I might give the secondary game idea a go though, thanks for that suggestion
Thank you! I do have some hard candy next to me at my desk, a variety of US import candies my BFF sent me and also some gum, and coffee flavoured hard candies with a soft centre. They’re pretty good!
Last time was when I was with said ex that I am going through the divorce with, we both smoked and we quit together. She’s also the reason I took up smoking again because she purposely bought cigarettes and smoked them in front of me while we were going through the rough patch before separation. She also encouraged me to drink and get drunk while she was cheating on me even though she is familiar with my past binge drinking problems.
Let’s just say she was a toxic, evil person who was emotionally and psychologically abusive. I am trying to heal from it all though.
That’s probably a good idea honestly. I’ve heard some smokers have also had success quitting just by buying a dummy cigarette that they can hold and put in their mouth. Apparently some people also buy sticks of cinammon? Maybe I’ll give that a go too.

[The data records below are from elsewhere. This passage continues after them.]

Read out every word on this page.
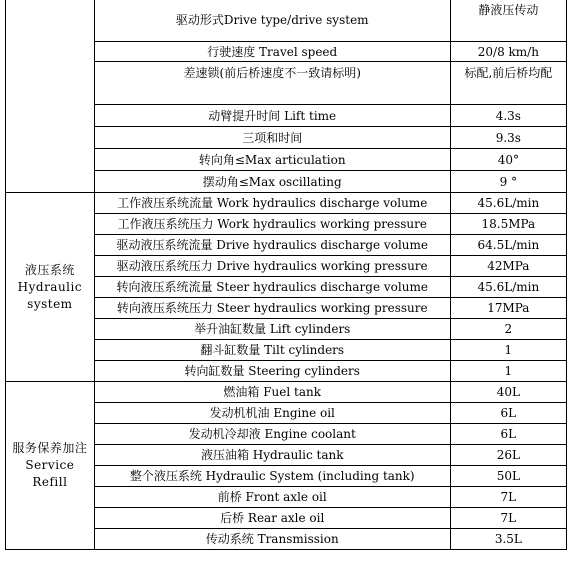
	驱动形式Drive type/drive system	静液压传动
	行驶速度 Travel speed	20/8 km/h
	差速锁(前后桥速度不一致请标明)	标配,前后桥均配
	动臂提升时间 Lift time	4.3s
	三项和时间	9.3s
	转向角≤Max articulation	40°
	摆动角≤Max oscillating	9 °
液压系统 Hydraulic system	工作液压系统流量 Work hydraulics discharge volume	45.6L/min
	工作液压系统压力 Work hydraulics working pressure	18.5MPa
	驱动液压系统流量 Drive hydraulics discharge volume	64.5L/min
	驱动液压系统压力 Drive hydraulics working pressure	42MPa
	转向液压系统流量 Steer hydraulics discharge volume	45.6L/min
	转向液压系统压力 Steer hydraulics working pressure	17MPa
	举升油缸数量 Lift cylinders	2
	翻斗缸数量 Tilt cylinders	1
	转向缸数量 Steering cylinders	1
服务保养加注 Service Refill	燃油箱 Fuel tank	40L
	发动机机油 Engine oil	6L
	发动机冷却液 Engine coolant	6L
	液压油箱 Hydraulic tank	26L
	整个液压系统 Hydraulic System (including tank)	50L
	前桥 Front axle oil	7L
	后桥 Rear axle oil	7L
	传动系统 Transmission	3.5L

I quit smoking cold turkey but I confess that I do still enjoy the smell, and remember the company and interaction part of it.

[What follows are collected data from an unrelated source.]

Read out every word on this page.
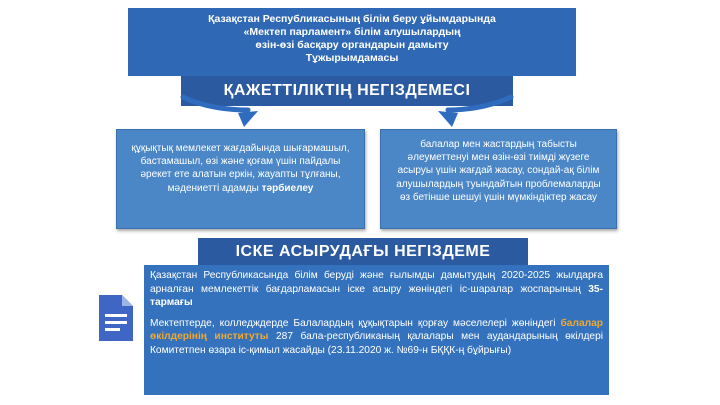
Қазақстан Республикасының білім беру ұйымдарында
«Мектеп парламент» білім алушылардың
өзін-өзі басқару органдарын дамыту
Тұжырымдамасы
ҚАЖЕТТІЛІКТІҢ НЕГІЗДЕМЕСІ
құқықтық мемлекет жағдайында шығармашыл, бастамашыл, өзі және қоғам үшін пайдалы әрекет ете алатын еркін, жауапты тұлғаны, мәдениетті адамды тәрбиелеу
балалар мен жастардың табысты әлеуметтенуі мен өзін-өзі тиімді жүзеге асыруы үшін жағдай жасау, сондай-ақ білім алушылардың туындайтын проблемаларды өз бетінше шешуі үшін мүмкіндіктер жасау
ІСКЕ АСЫРУДАҒЫ НЕГІЗДЕМЕ

Қазақстан Республикасында білім беруді және ғылымды дамытудың 2020-2025 жылдарға арналған мемлекеттік бағдарламасын іске асыру жөніндегі іс-шаралар жоспарының 35-тармағы

Мектептерде, колледждерде Балалардың құқықтарын қорғау мәселелері жөніндегі балалар өкілдерінің институты 287 бала-республиканың қалалары мен аудандарының өкілдері Комитетпен өзара іс-қимыл жасайды (23.11.2020 ж. №69-н БҚҚК-ң бұйрығы)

(My dad and my neighbours smoked so it’s kinda like a childhood smell)
What was effective in me quitting is creating a mental image of me in 10 years being much sicker and poorer.
As I’d smoke by my balcony I put a 5kg dumbbell (next to where I’d normally keep my pack) and I’d flex that instead as a hobby. Patches DEFINITELY helped and after a while I swapped the dumbbells with a 7.5 and then 10. I know it might not necessarily be doing much for my health but I know now I’m doing a net positive than a negative.

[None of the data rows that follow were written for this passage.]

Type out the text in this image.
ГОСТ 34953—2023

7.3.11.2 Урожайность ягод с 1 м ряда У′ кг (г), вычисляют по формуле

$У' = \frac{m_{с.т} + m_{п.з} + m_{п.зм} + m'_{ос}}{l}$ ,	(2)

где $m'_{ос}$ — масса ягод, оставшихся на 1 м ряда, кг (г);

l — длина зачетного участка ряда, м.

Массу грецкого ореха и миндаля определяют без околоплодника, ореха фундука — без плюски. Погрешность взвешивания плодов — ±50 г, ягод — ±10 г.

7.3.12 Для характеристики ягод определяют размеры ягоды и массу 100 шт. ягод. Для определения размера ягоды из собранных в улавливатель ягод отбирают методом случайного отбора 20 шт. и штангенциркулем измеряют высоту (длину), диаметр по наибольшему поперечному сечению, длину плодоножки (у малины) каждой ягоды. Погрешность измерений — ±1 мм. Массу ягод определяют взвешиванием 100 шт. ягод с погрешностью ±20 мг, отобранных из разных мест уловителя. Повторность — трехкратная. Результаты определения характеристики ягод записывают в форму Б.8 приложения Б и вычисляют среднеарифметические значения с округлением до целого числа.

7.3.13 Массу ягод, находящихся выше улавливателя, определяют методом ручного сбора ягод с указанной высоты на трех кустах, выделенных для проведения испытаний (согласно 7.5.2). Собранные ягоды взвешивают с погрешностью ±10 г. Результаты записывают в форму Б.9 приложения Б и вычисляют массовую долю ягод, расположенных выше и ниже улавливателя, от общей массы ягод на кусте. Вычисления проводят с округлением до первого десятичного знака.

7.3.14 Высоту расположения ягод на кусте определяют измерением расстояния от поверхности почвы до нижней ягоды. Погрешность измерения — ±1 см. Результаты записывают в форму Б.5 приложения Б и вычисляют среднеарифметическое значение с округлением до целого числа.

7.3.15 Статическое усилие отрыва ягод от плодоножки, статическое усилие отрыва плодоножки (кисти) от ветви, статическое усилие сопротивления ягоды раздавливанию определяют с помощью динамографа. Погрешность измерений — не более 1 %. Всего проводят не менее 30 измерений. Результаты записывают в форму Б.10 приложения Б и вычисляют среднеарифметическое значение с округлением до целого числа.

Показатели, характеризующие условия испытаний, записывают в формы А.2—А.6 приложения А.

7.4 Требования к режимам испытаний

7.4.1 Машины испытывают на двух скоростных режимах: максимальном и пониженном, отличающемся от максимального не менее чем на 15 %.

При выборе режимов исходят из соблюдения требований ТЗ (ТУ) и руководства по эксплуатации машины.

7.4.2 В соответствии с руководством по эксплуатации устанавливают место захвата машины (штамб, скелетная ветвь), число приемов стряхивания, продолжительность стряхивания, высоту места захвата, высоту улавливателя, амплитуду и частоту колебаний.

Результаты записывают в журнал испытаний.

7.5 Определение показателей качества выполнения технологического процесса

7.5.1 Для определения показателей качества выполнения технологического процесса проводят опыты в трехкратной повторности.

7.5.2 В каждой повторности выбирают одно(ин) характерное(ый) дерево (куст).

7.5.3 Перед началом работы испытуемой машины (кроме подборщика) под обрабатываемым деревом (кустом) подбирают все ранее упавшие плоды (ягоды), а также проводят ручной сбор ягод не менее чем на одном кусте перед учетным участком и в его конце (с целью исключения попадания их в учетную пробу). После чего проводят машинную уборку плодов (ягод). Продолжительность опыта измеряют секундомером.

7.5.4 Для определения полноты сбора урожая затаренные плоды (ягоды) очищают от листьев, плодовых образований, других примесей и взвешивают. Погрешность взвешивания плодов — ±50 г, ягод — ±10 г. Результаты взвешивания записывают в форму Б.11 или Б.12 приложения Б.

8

Lollipops is the more common substitute that I’ve heard.
But yeah, the physical act of smoking is a large part of the addiction. Having something to do with your hands and mouth would probably be really helpful.
That’s an understatement and a half. Jesus christ.
I’d suggest Slay the Spire. Card based roguelike with a pretty solid amount of replayability and turn based so you don’t really stand a chance of dying if you need to immediately alt-tab cause your queue popped.
I quit smoking last year. I was having a stressful morning and just finished a cigarette at work when I started to feel sick. I tried to drive home and started vomiting all over myself as I was driving I95…I decided to try to make it home. I started to feel dizzy and thought I was having a stroke. I kept vomiting and/or dry heaving while driving. I pulled over to one of those weigh stations and a state police officer called an ambulance. I couldn’t stand up straight and needed help onto the gurney when transferring from my work truck. I could not stop the dry heaving…while in the ambulance nor during the first 30 minutes at the hospital. They had to give me two doses of anti-nausea meds. Well, the doctor said that it was not a stroke, but vertigo. I’d never experienced it before. Ever since then, cigarettes have made me feel ill. I don’t even crave the smell anymore.
So, my suggestion is to have an episode of vertigo. That should do the trick.
Vaping is still relatively new and I’m by no means an expert… there was an article published about how vaping has not been linked to a reduction of smoking.
However if anybody out there finds that it is helpful that’s awesome
A 2019 study found that 19 percent of participants who used e-cigs to quit smoking were no longer smoking a year later, while those who used nicotine replacement therapy, such as patches and gum, quit smoking at a rate of 9 percent.
However, among the e-cigarette smokers, 80 percent were still vaping a year later, compared to only 9 percent of people in the nicotine replacement group.
As someone who’s in the process of quitting for the 2nd time ( Started when I was 23, quit when I was 27 and started again last spring, age 30.) the hardest part is the craving. That’s why I chew a lot of gum, drink water, exercise, walk, brush teeth, anything that can get my mind off of it.